All reconciliation services: - Are configurable via environment variables (*_RECONCILIATION_ENABLED) - Run an initial check shortly after startup (10-45 second delay) - Use mutex (isReconciling flag) to prevent concurrent runs - Log results to EventLog with severity based on error count - Report errors to Sentry

Appendix C: Webhook Behavior by Service¶

Service	Retry on failure?	Retry window	Idempotency key
Shopify	Yes (automatic)	48 hours, exponential backoff	`${topic}:${shopify_order_id}`
SimplyPrint	Unknown / not documented	—	`${webhook_id}:${event}:${job.uid}:${timestamp}`
SendCloud	Yes (automatic)	Limited retries	`${parcel.id}-${parcel.status.id}-${timestamp}`

Shopify is the most robust — if we return a non-2xx response, Shopify will keep retrying for 48 hours.

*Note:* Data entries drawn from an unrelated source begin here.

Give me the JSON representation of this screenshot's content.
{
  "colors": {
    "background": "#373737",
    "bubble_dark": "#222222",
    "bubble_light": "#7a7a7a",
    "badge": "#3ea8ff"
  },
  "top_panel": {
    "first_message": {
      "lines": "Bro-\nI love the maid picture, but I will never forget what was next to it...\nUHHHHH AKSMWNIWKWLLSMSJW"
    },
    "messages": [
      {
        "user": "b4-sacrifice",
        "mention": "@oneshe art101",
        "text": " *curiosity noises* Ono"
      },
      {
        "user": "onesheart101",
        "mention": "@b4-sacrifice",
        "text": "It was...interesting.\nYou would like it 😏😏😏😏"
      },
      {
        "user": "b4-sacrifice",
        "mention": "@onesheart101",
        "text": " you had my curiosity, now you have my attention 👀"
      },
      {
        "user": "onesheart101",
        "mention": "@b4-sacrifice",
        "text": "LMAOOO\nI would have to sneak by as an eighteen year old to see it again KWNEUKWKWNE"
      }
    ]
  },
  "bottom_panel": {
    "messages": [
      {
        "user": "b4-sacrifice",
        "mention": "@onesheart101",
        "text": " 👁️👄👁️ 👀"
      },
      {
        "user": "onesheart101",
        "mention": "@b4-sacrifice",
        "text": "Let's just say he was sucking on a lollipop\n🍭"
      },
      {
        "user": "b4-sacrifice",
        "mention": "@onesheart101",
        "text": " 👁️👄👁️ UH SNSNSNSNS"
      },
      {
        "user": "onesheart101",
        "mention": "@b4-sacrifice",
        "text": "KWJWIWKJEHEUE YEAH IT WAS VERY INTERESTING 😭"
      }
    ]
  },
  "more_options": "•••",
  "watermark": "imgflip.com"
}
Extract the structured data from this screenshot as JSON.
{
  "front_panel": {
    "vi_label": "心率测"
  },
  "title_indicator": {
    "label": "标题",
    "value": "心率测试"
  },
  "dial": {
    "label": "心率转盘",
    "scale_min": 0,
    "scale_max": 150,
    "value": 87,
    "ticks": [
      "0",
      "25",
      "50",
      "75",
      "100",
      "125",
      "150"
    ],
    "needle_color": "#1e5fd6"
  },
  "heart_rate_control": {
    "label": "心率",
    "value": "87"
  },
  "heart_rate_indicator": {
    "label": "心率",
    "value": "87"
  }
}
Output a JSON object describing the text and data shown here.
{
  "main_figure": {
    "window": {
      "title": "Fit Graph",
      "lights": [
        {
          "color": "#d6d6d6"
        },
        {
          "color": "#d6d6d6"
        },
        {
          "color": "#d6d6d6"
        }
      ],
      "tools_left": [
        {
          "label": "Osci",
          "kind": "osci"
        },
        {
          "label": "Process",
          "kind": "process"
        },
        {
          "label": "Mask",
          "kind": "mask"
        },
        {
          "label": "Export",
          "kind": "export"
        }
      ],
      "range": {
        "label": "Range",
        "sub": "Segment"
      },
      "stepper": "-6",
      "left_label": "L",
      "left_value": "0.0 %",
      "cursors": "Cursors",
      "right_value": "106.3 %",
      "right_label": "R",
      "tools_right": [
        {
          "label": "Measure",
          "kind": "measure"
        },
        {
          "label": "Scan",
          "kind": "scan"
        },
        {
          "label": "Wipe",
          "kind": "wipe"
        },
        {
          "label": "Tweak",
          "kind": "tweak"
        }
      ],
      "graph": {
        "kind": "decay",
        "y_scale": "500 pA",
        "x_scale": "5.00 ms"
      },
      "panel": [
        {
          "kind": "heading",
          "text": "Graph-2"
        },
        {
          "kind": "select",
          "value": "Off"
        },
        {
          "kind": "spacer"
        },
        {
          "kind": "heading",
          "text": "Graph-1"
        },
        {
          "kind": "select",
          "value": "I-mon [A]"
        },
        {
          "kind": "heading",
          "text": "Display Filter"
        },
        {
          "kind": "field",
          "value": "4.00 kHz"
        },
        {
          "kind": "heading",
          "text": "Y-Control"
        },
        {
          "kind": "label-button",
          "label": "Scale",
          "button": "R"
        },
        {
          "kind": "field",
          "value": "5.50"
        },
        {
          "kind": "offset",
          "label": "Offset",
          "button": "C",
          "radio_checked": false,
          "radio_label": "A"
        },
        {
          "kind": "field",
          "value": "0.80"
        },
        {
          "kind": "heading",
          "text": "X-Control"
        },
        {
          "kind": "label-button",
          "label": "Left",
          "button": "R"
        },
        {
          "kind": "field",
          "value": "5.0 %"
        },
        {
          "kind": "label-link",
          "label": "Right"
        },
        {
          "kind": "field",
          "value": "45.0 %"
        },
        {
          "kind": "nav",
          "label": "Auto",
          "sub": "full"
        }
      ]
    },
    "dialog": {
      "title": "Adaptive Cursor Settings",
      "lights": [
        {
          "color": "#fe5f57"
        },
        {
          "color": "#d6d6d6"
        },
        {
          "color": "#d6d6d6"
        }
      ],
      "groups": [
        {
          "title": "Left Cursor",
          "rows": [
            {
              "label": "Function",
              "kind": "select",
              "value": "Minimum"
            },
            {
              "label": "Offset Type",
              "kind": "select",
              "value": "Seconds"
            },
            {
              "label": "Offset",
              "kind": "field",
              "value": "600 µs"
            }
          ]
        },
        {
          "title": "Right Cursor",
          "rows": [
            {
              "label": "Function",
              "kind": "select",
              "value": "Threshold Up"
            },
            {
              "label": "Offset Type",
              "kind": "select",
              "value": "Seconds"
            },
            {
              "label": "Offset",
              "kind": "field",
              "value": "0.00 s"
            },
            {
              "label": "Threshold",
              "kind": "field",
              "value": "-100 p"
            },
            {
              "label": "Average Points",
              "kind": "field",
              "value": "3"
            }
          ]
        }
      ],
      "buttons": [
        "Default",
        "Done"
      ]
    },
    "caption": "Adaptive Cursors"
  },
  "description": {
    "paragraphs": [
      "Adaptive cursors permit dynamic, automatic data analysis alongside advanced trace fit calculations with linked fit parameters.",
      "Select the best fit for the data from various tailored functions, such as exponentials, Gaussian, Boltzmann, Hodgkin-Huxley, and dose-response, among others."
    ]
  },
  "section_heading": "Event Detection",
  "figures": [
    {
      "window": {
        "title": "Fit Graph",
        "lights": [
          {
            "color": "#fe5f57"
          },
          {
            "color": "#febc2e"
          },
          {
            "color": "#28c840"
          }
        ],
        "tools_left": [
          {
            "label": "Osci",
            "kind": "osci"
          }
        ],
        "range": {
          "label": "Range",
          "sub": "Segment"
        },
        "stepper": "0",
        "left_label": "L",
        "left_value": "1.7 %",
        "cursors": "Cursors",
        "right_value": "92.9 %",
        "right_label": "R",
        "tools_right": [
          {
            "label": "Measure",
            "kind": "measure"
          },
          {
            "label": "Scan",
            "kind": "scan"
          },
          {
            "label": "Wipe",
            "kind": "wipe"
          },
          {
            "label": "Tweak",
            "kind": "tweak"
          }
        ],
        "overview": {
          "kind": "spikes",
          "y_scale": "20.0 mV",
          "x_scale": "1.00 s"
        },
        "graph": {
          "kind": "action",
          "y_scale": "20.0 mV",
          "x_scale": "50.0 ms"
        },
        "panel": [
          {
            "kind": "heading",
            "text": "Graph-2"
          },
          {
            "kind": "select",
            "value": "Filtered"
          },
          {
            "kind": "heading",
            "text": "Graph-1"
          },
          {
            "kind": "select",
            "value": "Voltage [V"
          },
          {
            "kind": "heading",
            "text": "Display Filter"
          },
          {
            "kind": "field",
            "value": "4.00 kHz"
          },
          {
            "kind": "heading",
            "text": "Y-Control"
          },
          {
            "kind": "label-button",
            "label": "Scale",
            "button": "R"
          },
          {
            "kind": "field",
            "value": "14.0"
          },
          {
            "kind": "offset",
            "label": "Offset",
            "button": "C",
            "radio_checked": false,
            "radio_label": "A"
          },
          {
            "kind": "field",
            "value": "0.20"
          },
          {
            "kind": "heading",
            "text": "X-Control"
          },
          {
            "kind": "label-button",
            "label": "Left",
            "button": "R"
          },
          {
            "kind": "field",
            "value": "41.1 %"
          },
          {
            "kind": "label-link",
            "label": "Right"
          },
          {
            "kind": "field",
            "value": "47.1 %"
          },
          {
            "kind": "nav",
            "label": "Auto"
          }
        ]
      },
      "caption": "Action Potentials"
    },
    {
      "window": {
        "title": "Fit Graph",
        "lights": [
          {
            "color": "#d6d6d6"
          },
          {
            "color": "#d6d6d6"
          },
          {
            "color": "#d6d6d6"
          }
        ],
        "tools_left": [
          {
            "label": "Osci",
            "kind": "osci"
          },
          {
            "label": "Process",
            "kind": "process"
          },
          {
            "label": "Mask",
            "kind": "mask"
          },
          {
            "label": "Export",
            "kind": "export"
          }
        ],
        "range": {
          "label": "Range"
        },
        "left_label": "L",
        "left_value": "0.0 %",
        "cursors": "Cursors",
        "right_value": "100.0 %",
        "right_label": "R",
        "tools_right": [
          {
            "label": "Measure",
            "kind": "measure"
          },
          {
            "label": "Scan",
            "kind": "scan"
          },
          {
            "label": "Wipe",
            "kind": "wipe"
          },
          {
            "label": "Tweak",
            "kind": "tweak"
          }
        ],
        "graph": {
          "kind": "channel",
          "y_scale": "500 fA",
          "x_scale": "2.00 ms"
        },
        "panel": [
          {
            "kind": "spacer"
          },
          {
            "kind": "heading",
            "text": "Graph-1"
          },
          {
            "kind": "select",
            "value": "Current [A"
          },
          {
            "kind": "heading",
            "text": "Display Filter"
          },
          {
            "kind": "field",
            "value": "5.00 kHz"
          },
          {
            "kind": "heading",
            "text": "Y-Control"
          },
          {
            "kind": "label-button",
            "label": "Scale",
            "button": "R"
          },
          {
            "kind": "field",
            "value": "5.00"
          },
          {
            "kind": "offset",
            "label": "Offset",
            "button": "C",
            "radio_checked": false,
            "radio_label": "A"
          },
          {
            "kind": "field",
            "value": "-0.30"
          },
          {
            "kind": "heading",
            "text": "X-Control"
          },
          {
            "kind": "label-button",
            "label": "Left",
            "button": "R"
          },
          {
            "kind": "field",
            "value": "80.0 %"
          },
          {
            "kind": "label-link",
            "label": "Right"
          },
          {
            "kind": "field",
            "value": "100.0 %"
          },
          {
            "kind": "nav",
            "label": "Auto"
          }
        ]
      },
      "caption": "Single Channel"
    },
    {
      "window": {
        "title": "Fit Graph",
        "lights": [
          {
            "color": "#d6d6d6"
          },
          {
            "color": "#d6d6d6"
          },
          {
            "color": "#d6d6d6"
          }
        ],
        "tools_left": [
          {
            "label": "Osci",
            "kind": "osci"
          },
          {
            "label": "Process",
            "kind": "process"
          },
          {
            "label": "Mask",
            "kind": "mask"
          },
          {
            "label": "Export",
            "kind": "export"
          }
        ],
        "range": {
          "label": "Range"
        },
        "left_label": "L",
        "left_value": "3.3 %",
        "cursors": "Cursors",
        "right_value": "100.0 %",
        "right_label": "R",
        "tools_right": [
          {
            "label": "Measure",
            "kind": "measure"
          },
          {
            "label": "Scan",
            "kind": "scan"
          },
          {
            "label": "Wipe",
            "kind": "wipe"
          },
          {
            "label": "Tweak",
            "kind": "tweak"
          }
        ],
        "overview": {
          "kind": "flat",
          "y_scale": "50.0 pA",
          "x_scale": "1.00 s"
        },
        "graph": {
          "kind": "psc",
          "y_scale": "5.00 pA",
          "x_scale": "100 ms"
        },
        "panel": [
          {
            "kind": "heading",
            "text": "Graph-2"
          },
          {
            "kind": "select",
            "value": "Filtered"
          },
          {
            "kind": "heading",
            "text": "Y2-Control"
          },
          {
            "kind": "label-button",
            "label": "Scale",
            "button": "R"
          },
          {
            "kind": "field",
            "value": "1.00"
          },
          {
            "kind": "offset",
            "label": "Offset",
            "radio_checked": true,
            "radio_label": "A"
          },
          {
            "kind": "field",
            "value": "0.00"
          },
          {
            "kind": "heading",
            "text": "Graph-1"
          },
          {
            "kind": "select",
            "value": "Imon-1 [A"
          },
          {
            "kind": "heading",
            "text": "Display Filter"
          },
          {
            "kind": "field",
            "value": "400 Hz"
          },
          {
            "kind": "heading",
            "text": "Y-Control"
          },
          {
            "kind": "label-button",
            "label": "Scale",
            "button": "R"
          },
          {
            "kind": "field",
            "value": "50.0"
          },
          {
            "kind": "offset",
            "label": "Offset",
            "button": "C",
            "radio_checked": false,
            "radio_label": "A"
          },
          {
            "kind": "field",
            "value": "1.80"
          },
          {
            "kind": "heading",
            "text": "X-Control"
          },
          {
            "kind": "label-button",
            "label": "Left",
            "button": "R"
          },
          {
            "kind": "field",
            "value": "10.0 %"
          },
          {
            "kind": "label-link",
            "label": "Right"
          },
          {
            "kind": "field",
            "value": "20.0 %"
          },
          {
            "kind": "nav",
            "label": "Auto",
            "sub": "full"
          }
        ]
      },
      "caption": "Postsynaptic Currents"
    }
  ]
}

Our system deliberately returns 200 OK for non-critical errors to avoid unnecessary Shopify retries, and only returns 500 for critical errors (like database connection failures) to trigger Shopify's retry mechanism.

SimplyPrint webhook retry behavior is not well documented. The reconciliation service and polling provide the primary safety net here.

SendCloud performs limited webhook retries. The reconciliation service compensates for any missed deliveries.